In a June ruling, Ontario’s Licence Appeal Tribunal upheld OMVIC’s denial of Sai Lu’s bid to re-enter the profession after his activity as a registered salesperson was marred by illegal dealings between 2016 and 2019. Lu last worked as a registered salesperson in early 2019. While he received no complaints at the dealership where he was employed, off-duty dealings led to the tribunal’s decision.

Lu set up his own company in 2016 as an illegal, unlicensed dealer. His business bought cars from salvage auctions, most written off as total losses by insurers after accidents.

Though these auctions are closed to the public, Lu falsely portrayed his business as a licensed OMVIC dealer, using doctored documents to support the claim. Lu also submitted falsified insurance documents to the Ministry of Transportation.
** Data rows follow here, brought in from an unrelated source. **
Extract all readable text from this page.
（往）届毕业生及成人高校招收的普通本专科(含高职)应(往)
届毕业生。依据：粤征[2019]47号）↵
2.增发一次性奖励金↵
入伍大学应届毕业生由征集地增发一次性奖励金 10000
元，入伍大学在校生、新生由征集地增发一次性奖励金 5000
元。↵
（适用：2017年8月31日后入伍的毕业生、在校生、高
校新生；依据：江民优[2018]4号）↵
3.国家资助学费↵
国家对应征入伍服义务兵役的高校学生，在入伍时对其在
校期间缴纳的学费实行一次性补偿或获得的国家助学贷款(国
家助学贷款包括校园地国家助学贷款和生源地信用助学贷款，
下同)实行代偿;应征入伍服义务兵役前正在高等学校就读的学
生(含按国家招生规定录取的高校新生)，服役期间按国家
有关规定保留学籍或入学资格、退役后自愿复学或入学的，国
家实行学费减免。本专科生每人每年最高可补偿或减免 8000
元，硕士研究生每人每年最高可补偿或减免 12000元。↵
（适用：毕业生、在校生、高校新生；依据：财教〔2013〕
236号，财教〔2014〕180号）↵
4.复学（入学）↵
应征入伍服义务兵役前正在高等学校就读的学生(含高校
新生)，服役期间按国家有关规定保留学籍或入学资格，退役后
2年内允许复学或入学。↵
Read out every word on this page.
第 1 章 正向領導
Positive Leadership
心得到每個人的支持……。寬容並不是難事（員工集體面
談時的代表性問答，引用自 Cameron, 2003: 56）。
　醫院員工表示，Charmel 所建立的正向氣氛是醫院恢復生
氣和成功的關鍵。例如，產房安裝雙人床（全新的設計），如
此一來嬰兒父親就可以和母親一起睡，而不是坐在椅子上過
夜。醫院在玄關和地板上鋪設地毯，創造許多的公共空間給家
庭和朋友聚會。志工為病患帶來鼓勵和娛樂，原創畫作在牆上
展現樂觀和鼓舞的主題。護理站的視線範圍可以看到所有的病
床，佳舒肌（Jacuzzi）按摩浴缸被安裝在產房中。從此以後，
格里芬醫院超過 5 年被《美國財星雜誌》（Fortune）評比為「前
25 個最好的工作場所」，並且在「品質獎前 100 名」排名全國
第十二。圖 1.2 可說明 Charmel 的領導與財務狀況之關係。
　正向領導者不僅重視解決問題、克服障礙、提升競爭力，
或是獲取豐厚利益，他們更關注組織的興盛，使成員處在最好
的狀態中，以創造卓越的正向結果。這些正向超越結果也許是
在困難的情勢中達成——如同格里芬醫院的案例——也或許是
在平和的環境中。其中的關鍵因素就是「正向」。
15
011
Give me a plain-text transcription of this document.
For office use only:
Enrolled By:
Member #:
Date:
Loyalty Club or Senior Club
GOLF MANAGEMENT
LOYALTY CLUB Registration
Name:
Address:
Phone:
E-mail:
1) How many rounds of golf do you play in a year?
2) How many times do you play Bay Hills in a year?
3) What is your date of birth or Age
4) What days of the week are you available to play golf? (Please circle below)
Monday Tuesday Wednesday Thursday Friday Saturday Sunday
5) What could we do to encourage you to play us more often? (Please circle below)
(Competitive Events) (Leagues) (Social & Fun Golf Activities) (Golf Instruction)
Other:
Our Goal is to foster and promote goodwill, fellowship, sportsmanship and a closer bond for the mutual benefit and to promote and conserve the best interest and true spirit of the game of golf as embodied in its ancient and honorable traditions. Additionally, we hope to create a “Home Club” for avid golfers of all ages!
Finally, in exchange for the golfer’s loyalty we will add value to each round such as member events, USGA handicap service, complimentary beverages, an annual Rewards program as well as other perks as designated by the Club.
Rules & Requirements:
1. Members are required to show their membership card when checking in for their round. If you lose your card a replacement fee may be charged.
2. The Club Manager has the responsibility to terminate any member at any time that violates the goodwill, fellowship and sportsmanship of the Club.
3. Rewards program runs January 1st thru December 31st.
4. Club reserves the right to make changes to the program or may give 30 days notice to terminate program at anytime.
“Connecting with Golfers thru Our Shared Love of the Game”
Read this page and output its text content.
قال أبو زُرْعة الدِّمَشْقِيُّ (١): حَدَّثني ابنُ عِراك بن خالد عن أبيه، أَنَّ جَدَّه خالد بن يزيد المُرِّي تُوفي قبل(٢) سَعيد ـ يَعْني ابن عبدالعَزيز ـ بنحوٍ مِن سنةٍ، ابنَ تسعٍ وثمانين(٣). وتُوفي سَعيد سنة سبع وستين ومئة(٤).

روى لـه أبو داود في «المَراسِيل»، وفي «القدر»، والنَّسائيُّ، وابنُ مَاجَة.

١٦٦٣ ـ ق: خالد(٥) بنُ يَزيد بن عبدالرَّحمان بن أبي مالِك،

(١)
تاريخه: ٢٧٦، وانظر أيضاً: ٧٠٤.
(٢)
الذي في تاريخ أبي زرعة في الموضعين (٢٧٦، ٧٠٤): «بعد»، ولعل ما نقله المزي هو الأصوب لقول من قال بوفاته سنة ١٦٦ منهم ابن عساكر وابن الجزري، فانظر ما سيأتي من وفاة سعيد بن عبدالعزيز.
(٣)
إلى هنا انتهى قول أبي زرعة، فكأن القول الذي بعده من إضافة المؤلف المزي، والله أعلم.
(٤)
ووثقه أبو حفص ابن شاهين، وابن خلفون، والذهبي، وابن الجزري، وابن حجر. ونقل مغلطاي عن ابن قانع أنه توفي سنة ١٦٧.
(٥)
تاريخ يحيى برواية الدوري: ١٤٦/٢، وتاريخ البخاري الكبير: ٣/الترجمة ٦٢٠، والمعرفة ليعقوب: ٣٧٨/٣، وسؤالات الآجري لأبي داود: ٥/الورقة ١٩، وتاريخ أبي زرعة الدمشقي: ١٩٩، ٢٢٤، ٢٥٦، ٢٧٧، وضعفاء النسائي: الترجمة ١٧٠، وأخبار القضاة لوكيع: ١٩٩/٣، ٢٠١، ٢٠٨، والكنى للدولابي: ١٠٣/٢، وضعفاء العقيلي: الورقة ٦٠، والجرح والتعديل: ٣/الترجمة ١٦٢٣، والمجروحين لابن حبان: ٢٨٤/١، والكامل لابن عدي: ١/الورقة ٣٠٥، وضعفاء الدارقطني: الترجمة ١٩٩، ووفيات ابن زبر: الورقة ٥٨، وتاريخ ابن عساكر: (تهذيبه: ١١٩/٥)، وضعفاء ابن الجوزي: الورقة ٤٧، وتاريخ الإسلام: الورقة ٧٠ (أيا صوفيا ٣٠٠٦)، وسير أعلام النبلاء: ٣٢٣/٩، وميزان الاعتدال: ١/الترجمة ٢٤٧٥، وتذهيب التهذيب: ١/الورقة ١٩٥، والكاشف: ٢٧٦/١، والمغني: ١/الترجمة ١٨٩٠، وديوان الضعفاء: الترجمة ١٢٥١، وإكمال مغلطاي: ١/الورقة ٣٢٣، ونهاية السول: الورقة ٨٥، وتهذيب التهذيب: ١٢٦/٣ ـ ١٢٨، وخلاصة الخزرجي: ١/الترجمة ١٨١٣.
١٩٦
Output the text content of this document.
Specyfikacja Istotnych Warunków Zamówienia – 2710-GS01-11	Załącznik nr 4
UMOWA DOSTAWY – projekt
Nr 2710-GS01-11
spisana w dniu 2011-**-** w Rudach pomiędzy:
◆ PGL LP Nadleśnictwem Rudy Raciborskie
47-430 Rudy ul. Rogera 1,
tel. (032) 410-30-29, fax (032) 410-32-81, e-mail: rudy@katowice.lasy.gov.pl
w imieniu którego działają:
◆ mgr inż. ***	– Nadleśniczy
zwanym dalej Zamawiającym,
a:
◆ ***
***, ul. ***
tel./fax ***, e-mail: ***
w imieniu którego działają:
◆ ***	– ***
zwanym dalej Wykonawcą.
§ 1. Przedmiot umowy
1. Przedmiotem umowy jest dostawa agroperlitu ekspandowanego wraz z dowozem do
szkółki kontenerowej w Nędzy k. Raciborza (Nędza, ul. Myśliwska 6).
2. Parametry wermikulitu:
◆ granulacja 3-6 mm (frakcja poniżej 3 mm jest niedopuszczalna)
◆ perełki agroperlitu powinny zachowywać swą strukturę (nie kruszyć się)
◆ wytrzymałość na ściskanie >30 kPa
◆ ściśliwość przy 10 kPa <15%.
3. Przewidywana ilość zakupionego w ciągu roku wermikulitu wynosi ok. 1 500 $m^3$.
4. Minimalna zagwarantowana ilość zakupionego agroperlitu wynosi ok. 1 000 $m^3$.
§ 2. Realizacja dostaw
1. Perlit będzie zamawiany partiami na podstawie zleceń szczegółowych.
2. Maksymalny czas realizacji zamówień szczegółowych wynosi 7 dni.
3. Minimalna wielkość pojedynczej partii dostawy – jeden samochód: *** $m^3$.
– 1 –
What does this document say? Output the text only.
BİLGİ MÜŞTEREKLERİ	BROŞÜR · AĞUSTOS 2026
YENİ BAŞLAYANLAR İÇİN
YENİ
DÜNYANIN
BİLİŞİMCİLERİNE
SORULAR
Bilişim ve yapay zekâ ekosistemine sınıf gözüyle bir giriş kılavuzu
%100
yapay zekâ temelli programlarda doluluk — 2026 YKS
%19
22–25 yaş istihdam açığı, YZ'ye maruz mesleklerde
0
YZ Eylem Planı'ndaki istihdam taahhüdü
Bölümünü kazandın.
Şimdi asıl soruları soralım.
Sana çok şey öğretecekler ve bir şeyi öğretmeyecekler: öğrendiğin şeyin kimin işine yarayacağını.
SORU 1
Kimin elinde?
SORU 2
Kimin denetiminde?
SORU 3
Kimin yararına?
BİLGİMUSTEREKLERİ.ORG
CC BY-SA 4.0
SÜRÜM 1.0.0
After acquiring at least 10 cars through this process, Lu listed them on Kijiji and other websites, leasing them out to prospective Uber or Lyft drivers. Most were sold to other buyers after their leases expired.

Two witnesses who leased cars from Lu told the tribunal the cars’ history was not disclosed. A third witness testified they bought a car from Lu for $5,000, only to have it suffer problems a few days later. This third witness was not told the car was a write-off and suffered $11,000 worth of accident damage.

“Ontarians have the right to expect integrity, honesty, accountability and lawful conduct when they meet with a registered salesperson. That expectation does not end at the conclusion of the business day,” said John Carmichael, OMVIC’s CEO and registrar. “The tribunal agreed Mr. Lu’s off-duty dealings fit the definition of curbsiding, and that OMVIC’s decision to deny his return to auto sales was justified.”

In November 2018, Lu tried to register his business as a dealer with OMVIC but was denied after an investigation found several documents he submitted were also forged. Lu’s business was fined $3,500 in court the following summer. He was handed a suspended sentence.

Lu left his day job in early 2019, which meant his OMVIC salesperson registration also lapsed. When he attempted to re-register shortly afterwards to find work at another dealership, OMVIC denied this application too, leading him to launch an appeal ending with the tribunal’s decision.

Lu continues to face charges under the Motor Vehicle Dealers Act about curbsiding and using falsified documents. The tribunal’s full decision can be found in the Enforcement/Compliance section of OMVIC’s website.


OMVIC (Ontario Motor Vehicle Industry Council) administers and enforces the Motor Vehicle Dealers Act (MVDA) on behalf of the Ministry of Government and Consumer Services. OMVIC maintains a fair and informed vehicle sales marketplace by regulating dealers and salespersons, regularly inspecting Ontario's 8,000 dealerships and 30,000 salespeople, maintaining a complaint line for consumers and conducting investigations and prosecutions (or discipline proceedings) of industry misconduct and illegal sales (curbsiding). OMVIC is also responsible for administering the Motor Vehicle Dealers Compensation Fund on behalf of its Board of Trustees.